In the quarter, Compute and Networking rose by 3.8 percent sequentially and more than doubled year on year to hit $4.56 billion. Operating income exploded by a factor of 68.5X year on year to $1.92 billion, which represented 12.2 percent growth in profits sequentially. The sequential profit growth rate is more than three times the sequential revenue growth rate, which just goes to show you how good HBM and LPDDR5X are for Micron’s business.
On the call, Sanjay Mehrotra, Micron’s chief executive officer, said that HBM3E memory deliveries were ahead of plan and revenues also exceeded expectations, with the revenue breaking about $1 billion for the first time.
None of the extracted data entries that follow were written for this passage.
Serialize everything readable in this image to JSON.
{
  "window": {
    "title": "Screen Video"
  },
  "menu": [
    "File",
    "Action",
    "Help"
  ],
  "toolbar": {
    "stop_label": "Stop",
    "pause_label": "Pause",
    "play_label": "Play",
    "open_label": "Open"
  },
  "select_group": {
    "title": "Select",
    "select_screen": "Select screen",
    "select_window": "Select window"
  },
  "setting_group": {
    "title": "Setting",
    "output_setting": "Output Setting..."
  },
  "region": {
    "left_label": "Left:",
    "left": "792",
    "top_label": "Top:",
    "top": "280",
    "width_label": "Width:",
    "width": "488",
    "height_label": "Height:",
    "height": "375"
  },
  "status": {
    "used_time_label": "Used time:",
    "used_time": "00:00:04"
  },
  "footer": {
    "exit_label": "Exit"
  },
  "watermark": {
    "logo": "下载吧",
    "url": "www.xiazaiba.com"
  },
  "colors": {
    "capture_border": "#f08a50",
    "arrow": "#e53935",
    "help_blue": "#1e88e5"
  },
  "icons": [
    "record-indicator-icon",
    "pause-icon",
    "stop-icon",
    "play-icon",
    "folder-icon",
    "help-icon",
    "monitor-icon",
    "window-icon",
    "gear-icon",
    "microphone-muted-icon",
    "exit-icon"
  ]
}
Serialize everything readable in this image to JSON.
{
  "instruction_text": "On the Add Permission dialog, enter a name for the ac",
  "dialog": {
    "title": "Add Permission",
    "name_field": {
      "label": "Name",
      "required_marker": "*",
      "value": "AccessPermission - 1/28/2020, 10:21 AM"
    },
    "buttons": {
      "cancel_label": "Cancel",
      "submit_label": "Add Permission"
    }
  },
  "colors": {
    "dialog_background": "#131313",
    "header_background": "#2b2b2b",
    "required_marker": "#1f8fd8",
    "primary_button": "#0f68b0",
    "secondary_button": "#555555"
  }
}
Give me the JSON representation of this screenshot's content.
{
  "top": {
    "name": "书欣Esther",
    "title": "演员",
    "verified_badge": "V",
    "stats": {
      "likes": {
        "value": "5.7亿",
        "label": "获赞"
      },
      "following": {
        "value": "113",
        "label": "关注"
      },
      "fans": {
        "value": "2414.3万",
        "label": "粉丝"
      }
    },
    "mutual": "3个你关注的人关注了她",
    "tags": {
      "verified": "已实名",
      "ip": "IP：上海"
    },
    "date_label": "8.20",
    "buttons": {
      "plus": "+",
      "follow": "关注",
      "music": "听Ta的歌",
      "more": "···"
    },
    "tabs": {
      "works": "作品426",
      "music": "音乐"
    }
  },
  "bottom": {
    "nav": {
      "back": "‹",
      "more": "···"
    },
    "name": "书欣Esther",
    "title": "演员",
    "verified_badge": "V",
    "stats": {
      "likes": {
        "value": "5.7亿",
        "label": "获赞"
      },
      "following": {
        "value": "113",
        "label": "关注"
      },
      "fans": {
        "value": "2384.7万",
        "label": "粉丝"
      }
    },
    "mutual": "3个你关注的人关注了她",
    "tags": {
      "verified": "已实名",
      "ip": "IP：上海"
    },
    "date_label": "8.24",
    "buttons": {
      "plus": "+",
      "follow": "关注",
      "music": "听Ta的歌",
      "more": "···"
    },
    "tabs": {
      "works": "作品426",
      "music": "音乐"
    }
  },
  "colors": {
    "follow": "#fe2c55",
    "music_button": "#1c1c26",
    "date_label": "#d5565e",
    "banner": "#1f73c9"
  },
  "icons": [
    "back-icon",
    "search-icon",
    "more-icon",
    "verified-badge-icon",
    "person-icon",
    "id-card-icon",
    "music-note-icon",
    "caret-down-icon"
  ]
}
“HBM3E continues to do well with eight-high, our yields, our capacity ramp is going well, our execution is going well,” Mehrotra said on the call. “And all that experience of eight-high in terms of capacity ramp as well as yield ramp will, of course, help us as we ramp our twelve-high. You know, we have announced before that we are now in volume production with our twelve-high. Just like any other new product, and these are highly complex products, HBM is the most complex product ever made in the industry. These kind of complex products, of course, in the early stages, there is a yield ramp. We expect twelve-high to have a premium over eight-high and of course, will continue to be accretive to our DRAM margins nicely as well.”
Mehrotra reiterated what he said a quarter ago that by the end of calendar 2025, Micron’s share of the HBM market would be inline with its share of the overall DRAM market. Depending on how you carve it up, Micron has somewhere between 20 percent and 25 percent share of the more standard DRAM market. And interestingly, Micron has upped the total addressable market for HBM memory from what it thought was $30 billion in calendar 2025 to $35 billion now, and says that the HBM TAM will be on the order of $100 billion by 2030. Obviously, 20 percent to 25 percent of this is a huge business, and will utterly dwarf everything else that Micron is doing.
Much like Nvidia’s datacenter business also utterly dwarfs everything else that chip and system maker is doing.
As best we can figure from our model, Micron sold $1.14 billion in HBM memory in fiscal Q2, up 52 percent sequentially and up by a factor of 19X year on year. We think that high capacity server memory and the LPDDR5X memory that is being used in AI compute nodes (and we think those not architected by Nvidia at some point in the future) added up to $1.05 billion in sales in the quarter, up by a factor of 23X year on year and up 3.5X sequentially.
That gives you a very good sense of the ramp of Grace CPUs in Nvidia systems, particularly since the configuration of LPDDR5X memory on the Grace CPU is static. Micron revenue growth for LPDDR5X is directly derived from Nvidia node count sales growth.
The other interesting thing is what happens if you take out HBM, high capacity server DRAM, and LPDDR5X memory from the overall DRAM numbers. If you do that, the core DRAM business, which is a mix of DDR4 and DDR5 memory used in generic PCs and servers, fell by 26.4 percent sequentially to $3.94 billion; this represented a 2.8 percent decline year on year. We strongly suspect that if you took AI sales out of the NAND flash business, you would see a similar shape to the curve, but perhaps with steeper declines.
Looking ahead, Micron is forecasting that DRAM and NAND bit shipments will grow in fiscal Q3, but gross margins will be squeezed due to recoveries in sales of consumer products and the ongoing underutilization in the flash portions of its fab operations. Micron expects revenues to be $8.8 billion, plus or minus $200 million, and for capital expenses to be north of $3 billion. Interestingly, HBM memory sales will grow sequentially in each quarter in 2025. That’s as much as Micron is willing to say about its Q4 F2025 right now.